The RRG Fafnir, named after the legendary dragon, was a single seat German high performance glider designed by Alexander Lippisch. It won the Rhön competition in 1931 and made several outstanding flights as well as setting a fashion for gull wings.

==Design and development==

Lippisch began the design of the influential Fafnir in 1929. Its refined design proved difficult to construct and the aircraft was only just ready for flight tests at the start of the 1930 Rhön competition on the Wasserkuppe.

The Fafnir was not the first glider with a cantilever wing, for the Darmstadt Konsul had been built seven years earlier but a cantilever wing with an aspect ratio of almost 20 was exceptional. The single wing spar had to be deep for strength and Lippisch accommodated this by using the Göttingen 652 airfoil which is thick and strongly cambered, additionally providing lift at low speeds. The wing root was faired into the upper fuselage.

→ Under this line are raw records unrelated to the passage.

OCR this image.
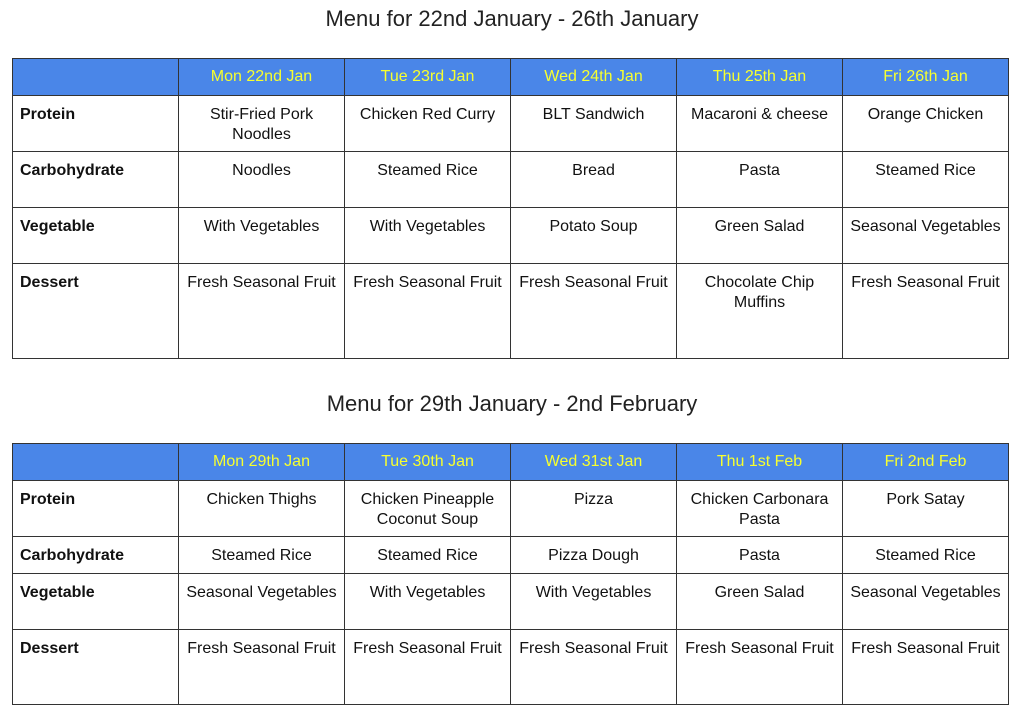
Menu for 22nd January - 26th January
	Mon 22nd Jan	Tue 23rd Jan	Wed 24th Jan	Thu 25th Jan	Fri 26th Jan
Protein	Stir-Fried Pork Noodles	Chicken Red Curry	BLT Sandwich	Macaroni & cheese	Orange Chicken
Carbohydrate	Noodles	Steamed Rice	Bread	Pasta	Steamed Rice
Vegetable	With Vegetables	With Vegetables	Potato Soup	Green Salad	Seasonal Vegetables
Dessert	Fresh Seasonal Fruit	Fresh Seasonal Fruit	Fresh Seasonal Fruit	Chocolate Chip Muffins	Fresh Seasonal Fruit
Menu for 29th January - 2nd February
	Mon 29th Jan	Tue 30th Jan	Wed 31st Jan	Thu 1st Feb	Fri 2nd Feb
Protein	Chicken Thighs	Chicken Pineapple Coconut Soup	Pizza	Chicken Carbonara Pasta	Pork Satay
Carbohydrate	Steamed Rice	Steamed Rice	Pizza Dough	Pasta	Steamed Rice
Vegetable	Seasonal Vegetables	With Vegetables	With Vegetables	Green Salad	Seasonal Vegetables
Dessert	Fresh Seasonal Fruit	Fresh Seasonal Fruit	Fresh Seasonal Fruit	Fresh Seasonal Fruit	Fresh Seasonal Fruit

The wing was straight tapered in plan to elliptical tips and the profile changed along the span through the less cambered, more widely used Göttingen 535 to the familiar Clarke Y profile with washout at the tips to prevent tip stalling. It was plywood covered ahead of the spar, with fabric covering aft. Laterally stabilising dihedral was not common on gliders in 1929, but Lippisch applied it to about 40% of the inner span on the Fafnir, producing a gull wing. Many later gliders followed this form, though it is harder to build and has no solid aerodynamic justification. The trailing edges of the outer part of the wing carried broad and constant chord ailerons.

The Fafnir's fuselage was oval in cross-section, carefully streamlined with a ply skin and becoming slender behind the wing. The cockpit was just ahead of the wing and originally enclosed in a ply covered faring with only two side apertures for vision. Later this fairing was replaced with a stepped and fully glazed canopy. All the tail surfaces were fabric covered: an all-moving tapered elevator with an unswept leading edge was mounted on the fuselage mid-line below a small, straight edged fin which carried a large, rounded rudder mounted at the keel and moving in a shallow elevator cut-out. Launching accidents showed this exposed low mounting to be a dangerous weakness. A skid, running from the nose to under the wing trailing edge acted as an undercarriage.

==Operational history==

The Fafnir had only just begun test flights at the start of the Rhön competition held in August 1930, when wing root turbulence was found to reduce performance. After this was rapidly reduced by the addition of shaped balsa blocks at the cockpit-leading edge junction the glider, piloted by Günther Groenhoff, had some success, sharing a new record out and return flight of 30 km with Robert Kronfeld.

Despite several launching accidents in the Alps early in the new year, 1931 was a successful period for Groenhoff and the Fafnir. He made the first glider flight of over 200 km, flying 272 km from Munich to Kaaden in May after a tow launch. Because of the tow launch this was not officially recognised but a bungee launched, 220 km flight, made between the Wasserkuppe and Magdeburg in late August did set a new record. Groenhoff was overall winner at the 1931 Rhön competition. He was killed in the Fafnir at the 1932 Rhön in another rudder related launching accident.

Repaired and with a lengthened and glazed cockpit, the Fafnir was flown on some notable flights in 1933, including one of over 228 km from Darmstadt to France and others above Berlin. In 1934, it was taken to South America and flown for over seven hours over Buenos Aires. On return, it continued to fly from its Darmstadt home until retired to a Berlin museum, where it was destroyed by bombing in World War II.